9. En cinquième lieu, il convient d'écarter, pour les mêmes motifs que ceux exposés au point précédent, le moyen tiré de la méconnaissance par l'arrêté contesté, des stipulations de l'article 8 de la convention européenne de sauvegarde des droits de l'homme et des libertés fondamentales.
En ce qui concerne la décision portant obligation de quitter le territoire français :
10. La décision portant refus de séjour n'étant pas annulée, M. A... n'est pas fondé à soutenir que la décision portant obligation de quitter le territoire français doit l'être par voie de conséquence.
11. Il résulte de tout ce qui précède que M. A... n'est pas fondé à soutenir que c'est à tort que, par le jugement attaqué, le tribunal administratif de Nantes a rejeté sa demande. Doivent être rejetées, par voie de conséquence, ses conclusions tendant à l'application des articles L. 761-1 du code de justice administrative et 37 de la loi du 10 juillet 1991.
DECIDE :
Article 1er : La requête de M. A... est rejetée.
Article 2 : Le présent arrêt sera notifié à M. E... A... et au ministre de l'intérieur.
Copie en sera adressée, pour information, au préfet de la Loire-Atlantique.
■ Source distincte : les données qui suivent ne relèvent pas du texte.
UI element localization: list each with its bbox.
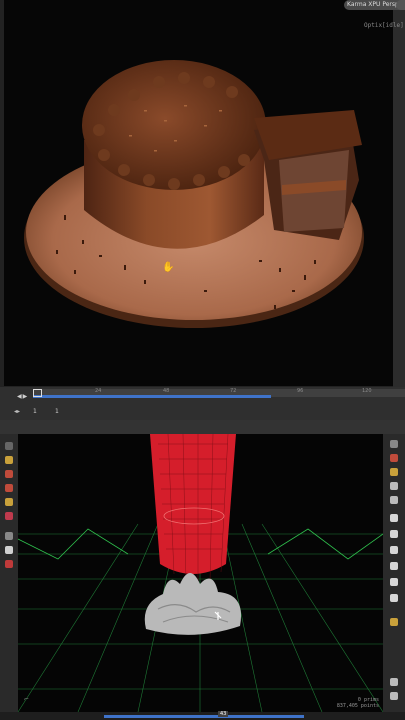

Délibéré après l'audience du 11 février 2021, à laquelle siégeaient :
- M. Bataille, président de chambre,
- M. Geffray, président-assesseur,
- M. B..., premier conseiller.
Rendu public par mise à disposition au greffe le 25 février 2021.
Le rapporteur,
H. B...Le président,
F. Bataille Le président,
F. Bataille
La greffière,
E. Haubois
La République mande et ordonne au ministre de l'intérieur, en ce qui le concerne, et à tous huissiers de justice à ce requis en ce qui concerne les voies de droit commun contre les parties privées, de pourvoir à l'exécution de la présente décision.